DAEGU, Feb. 24 (Yonhap) -- Prosecutors in Daegu said Friday they are questioning a key suspect in a widening investigation into match fixing in baseball.
Prosecutors in this southeastern metropolitan city, 300 kilometers from Seoul, said they were investigating a former college baseball player surnamed Kim. The 26-year-old allegedly introduced two active players in the Korea Baseball Organization (KBO), the nation's top baseball league, to a gambling broker to assist in match fixing.
Prosecutors said one of the two players, a member of the LG Twins also surnamed Kim, graduated from the same high school as the ex-college player. Prosecutors have not yet confirmed whether any bribe was offered for the introduction.
The broker in question, surnamed Kang, is under arrest for his alleged role in volleyball match fixing.

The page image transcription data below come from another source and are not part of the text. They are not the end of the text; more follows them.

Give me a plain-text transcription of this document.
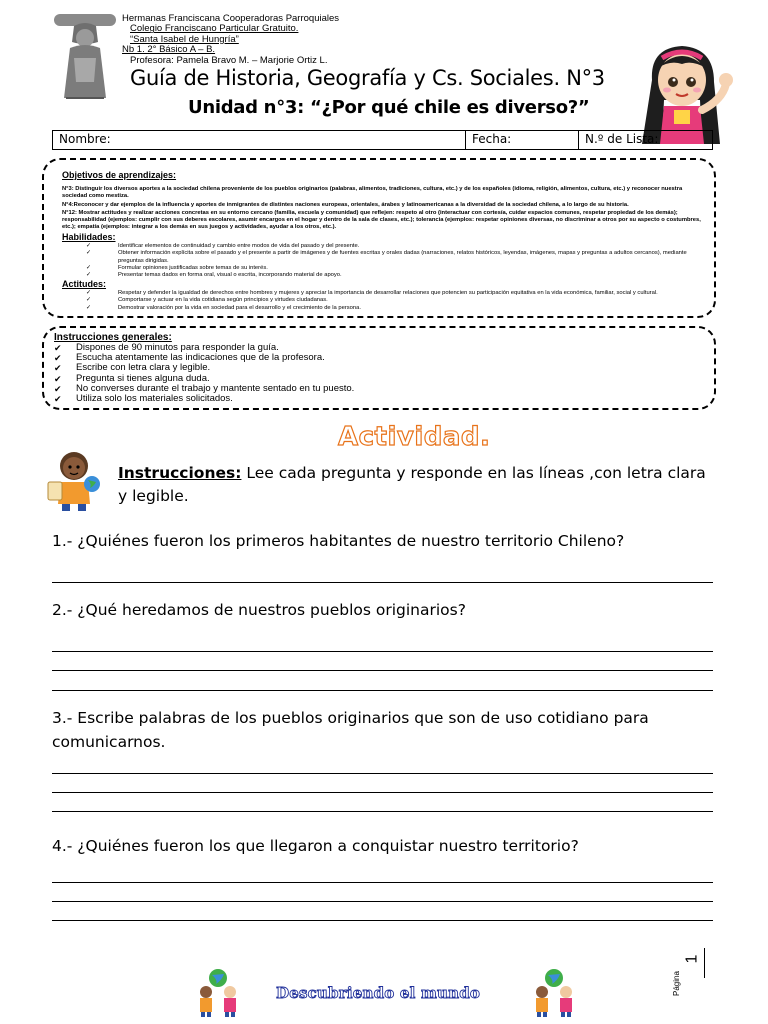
Hermanas Franciscana Cooperadoras Parroquiales
Colegio Franciscano Particular Gratuito.
“Santa Isabel de Hungría”
Nb 1. 2° Básico A – B.
Profesora: Pamela Bravo M. – Marjorie Ortiz L.
Guía de Historia, Geografía y Cs. Sociales. N°3
Unidad n°3: “¿Por qué chile es diverso?”
Nombre:	Fecha:	N.º de Lista:
Objetivos de aprendizajes:
N°3: Distinguir los diversos aportes a la sociedad chilena proveniente de los pueblos originarios (palabras, alimentos, tradiciones, cultura, etc.) y de los españoles (idioma, religión, alimentos, cultura, etc.) y reconocer nuestra sociedad como mestiza.
N°4:Reconocer y dar ejemplos de la influencia y aportes de inmigrantes de distintes naciones europeas, orientales, árabes y latinoamericanas a la diversidad de la sociedad chilena, a lo largo de su historia.
N°12: Mostrar actitudes y realizar acciones concretas en su entorno cercano (familia, escuela y comunidad) que reflejen: respeto al otro (interactuar con cortesía, cuidar espacios comunes, respetar propiedad de los demás); responsabilidad (ejemplos: cumplir con sus deberes escolares, asumir encargos en el hogar y dentro de la sala de clases, etc.); tolerancia (ejemplos: respetar opiniones diversas, no discriminar a otros por su aspecto o costumbres, etc.); empatía (ejemplos: integrar a los demás en sus juegos y actividades, ayudar a los otros, etc.).
Habilidades:
✓ Identificar elementos de continuidad y cambio entre modos de vida del pasado y del presente.
✓ Obtener información explícita sobre el pasado y el presente a partir de imágenes y de fuentes escritas y orales dadas (narraciones, relatos históricos, leyendas, imágenes, mapas y preguntas a adultos cercanos), mediante preguntas dirigidas.
✓ Formular opiniones justificadas sobre temas de su interés.
✓ Presentar temas dados en forma oral, visual o escrita, incorporando material de apoyo.
Actitudes:
✓ Respetar y defender la igualdad de derechos entre hombres y mujeres y apreciar la importancia de desarrollar relaciones que potencien su participación equitativa en la vida económica, familiar, social y cultural.
✓ Comportarse y actuar en la vida cotidiana según principios y virtudes ciudadanas.
✓ Demostrar valoración por la vida en sociedad para el desarrollo y el crecimiento de la persona.
Instrucciones generales:
✔ Dispones de 90 minutos para responder la guía.
✔ Escucha atentamente las indicaciones que de la profesora.
✔ Escribe con letra clara y legible.
✔ Pregunta si tienes alguna duda.
✔ No converses durante el trabajo y mantente sentado en tu puesto.
✔ Utiliza solo los materiales solicitados.
Actividad.
Instrucciones: Lee cada pregunta y responde en las líneas ,con letra clara y legible.
1.- ¿Quiénes fueron los primeros habitantes de nuestro territorio Chileno?
2.- ¿Qué heredamos de nuestros pueblos originarios?
3.- Escribe palabras de los pueblos originarios que son de uso cotidiano para comunicarnos.
4.- ¿Quiénes fueron los que llegaron a conquistar nuestro territorio?
Descubriendo el mundo	Página
1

He has testified that he was also involved in rigging baseball matches. Prosecutors have so far failed to obtain more concrete evidence beyond Kang's testimony, however. The KBO players Kang said participated in the fixing have both denied their involvement.
Prosecutors believe their questioning of the former college player will provide a breakthrough in their investigation into Kang's claims. Sources said prosecutors will also try to find out if Kim tried to involve more of his former high school or college teammates in fixing attempts.
Allegations of match fixing in volleyball's V-League surfaced earlier this month, with several current and retired players coming under investigation. The focus recently shifted to baseball, the nation's most popular professional sport, following Kang's testimony.
The government recently announced it will take a "zero-tolerance" approach against match fixing and toughened penalties for offending parties.
Last year, the K-League, the first-division football league, was rocked by a match-fixing controversy. Dozens of active and former players were indicted or found guilty.